A pentane solution of racemic alcohol (10.0 mmol) and vinyl acetate (20.0 mmol) was stirred at r.t. for 19 h in the presence of PS-C (Pseudomonas cepacia lipase immobilized on ceramic particles). The suspension was filtered to recover the supported enzyme (we found that it might be reused several times without loss of activity) and the solvent was evaporated. Column chromatography of the residue on silica gel (Et₂O-petroleum ether 2:8) yielded (+)-1 (4.6 mmol) with >95% ee.

All new compounds gave satisfactory analytical and spectroscopic data.
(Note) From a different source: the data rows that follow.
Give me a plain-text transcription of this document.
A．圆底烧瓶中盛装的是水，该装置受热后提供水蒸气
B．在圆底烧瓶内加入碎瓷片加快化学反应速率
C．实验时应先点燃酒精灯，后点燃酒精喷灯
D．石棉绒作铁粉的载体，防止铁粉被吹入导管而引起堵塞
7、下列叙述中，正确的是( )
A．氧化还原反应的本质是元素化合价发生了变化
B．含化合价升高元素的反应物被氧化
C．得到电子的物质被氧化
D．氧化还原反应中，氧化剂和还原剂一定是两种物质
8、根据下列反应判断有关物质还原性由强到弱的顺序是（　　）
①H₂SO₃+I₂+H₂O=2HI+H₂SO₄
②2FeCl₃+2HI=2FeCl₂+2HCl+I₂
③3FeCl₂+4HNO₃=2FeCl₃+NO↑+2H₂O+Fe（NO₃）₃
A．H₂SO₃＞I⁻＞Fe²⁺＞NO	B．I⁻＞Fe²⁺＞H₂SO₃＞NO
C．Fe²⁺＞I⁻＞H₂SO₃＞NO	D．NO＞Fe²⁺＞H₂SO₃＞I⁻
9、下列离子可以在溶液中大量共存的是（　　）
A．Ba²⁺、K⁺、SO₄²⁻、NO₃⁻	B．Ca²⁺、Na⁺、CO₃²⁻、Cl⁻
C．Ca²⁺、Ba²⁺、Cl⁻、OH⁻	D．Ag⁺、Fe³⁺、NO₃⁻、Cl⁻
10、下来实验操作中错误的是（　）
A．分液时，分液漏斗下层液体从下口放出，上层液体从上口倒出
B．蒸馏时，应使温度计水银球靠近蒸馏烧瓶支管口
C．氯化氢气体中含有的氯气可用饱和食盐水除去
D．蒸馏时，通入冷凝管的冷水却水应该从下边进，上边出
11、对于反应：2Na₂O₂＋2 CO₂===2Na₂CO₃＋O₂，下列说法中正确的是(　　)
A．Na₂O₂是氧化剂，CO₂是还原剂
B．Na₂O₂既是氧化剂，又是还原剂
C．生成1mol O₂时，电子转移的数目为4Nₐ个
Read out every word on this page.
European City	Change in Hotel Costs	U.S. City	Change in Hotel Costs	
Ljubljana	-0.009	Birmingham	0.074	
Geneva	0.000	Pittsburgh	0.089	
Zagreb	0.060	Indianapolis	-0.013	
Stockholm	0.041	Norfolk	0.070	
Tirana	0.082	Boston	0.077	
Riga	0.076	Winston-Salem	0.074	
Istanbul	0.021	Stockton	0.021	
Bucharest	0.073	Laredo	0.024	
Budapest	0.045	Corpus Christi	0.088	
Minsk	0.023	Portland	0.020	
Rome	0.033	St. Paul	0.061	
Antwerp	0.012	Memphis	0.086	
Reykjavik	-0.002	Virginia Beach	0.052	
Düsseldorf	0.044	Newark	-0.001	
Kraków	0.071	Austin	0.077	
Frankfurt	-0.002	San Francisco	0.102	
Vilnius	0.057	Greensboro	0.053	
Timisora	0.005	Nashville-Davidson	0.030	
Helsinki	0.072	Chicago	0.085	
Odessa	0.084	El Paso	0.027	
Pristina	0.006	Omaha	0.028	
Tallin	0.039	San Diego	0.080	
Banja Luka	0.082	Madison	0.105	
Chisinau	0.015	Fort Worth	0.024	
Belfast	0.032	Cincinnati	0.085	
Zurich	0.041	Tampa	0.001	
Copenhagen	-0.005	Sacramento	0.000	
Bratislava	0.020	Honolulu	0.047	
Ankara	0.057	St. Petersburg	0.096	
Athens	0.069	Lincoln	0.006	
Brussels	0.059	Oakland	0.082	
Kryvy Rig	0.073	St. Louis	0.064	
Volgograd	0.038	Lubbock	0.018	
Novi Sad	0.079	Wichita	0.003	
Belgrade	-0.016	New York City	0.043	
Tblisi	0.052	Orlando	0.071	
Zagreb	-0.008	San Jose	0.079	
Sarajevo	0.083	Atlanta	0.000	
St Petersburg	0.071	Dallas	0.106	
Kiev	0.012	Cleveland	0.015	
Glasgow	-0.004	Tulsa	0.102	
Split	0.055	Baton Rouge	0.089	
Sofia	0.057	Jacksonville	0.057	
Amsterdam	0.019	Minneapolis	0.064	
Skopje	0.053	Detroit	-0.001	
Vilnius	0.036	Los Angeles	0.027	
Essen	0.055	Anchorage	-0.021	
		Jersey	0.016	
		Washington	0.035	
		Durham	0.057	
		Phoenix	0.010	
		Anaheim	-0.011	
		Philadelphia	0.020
Compound (+)-5: [α]_D ²⁵ +18.4 (c 2.0, CHCl₃). ¹H NMR (400 MHz, CDCl₃): δ = 1.71 (m, 1 H), 1.91 (m, 1 H), 2.67 (d, J = 2.0 Hz, 1 H), 3.34 (s, 3 H), 3.35 (s, 3 H), 3.42 (s, 3 H), 3.43 (s, 3 H), 3.80 (m, 1 H), 4.16 (d, J = 6.0 Hz, 1 H), 4.62 (dd, J = 5.2 and 6.5 Hz, 1 H). Compound (-)-6: ¹H NMR (400 MHz, CDCl₃): δ = 1.90-2.00 (m, 1 H), 2.00-2.05 (m, 1 H), 2.05-2.08 (m, 1 H), 2.14-2.19 (m, 1 H), 2.61 (s, 3 H), 2.60-2.68 (m, 2 H), 3.00 (br s, 1 H), 3.34 (d, J = 4.8 Hz, H-5), 3.56 (m, H-1), 4.03 (dd, J = 2.4 and 6.8 Hz, H-6). ¹³C NMR (100 MHz, CDCl₃): δ = 34.6, 41.0, 41.4, 43.4, 58.9, 68.2, 75.1, 207.8.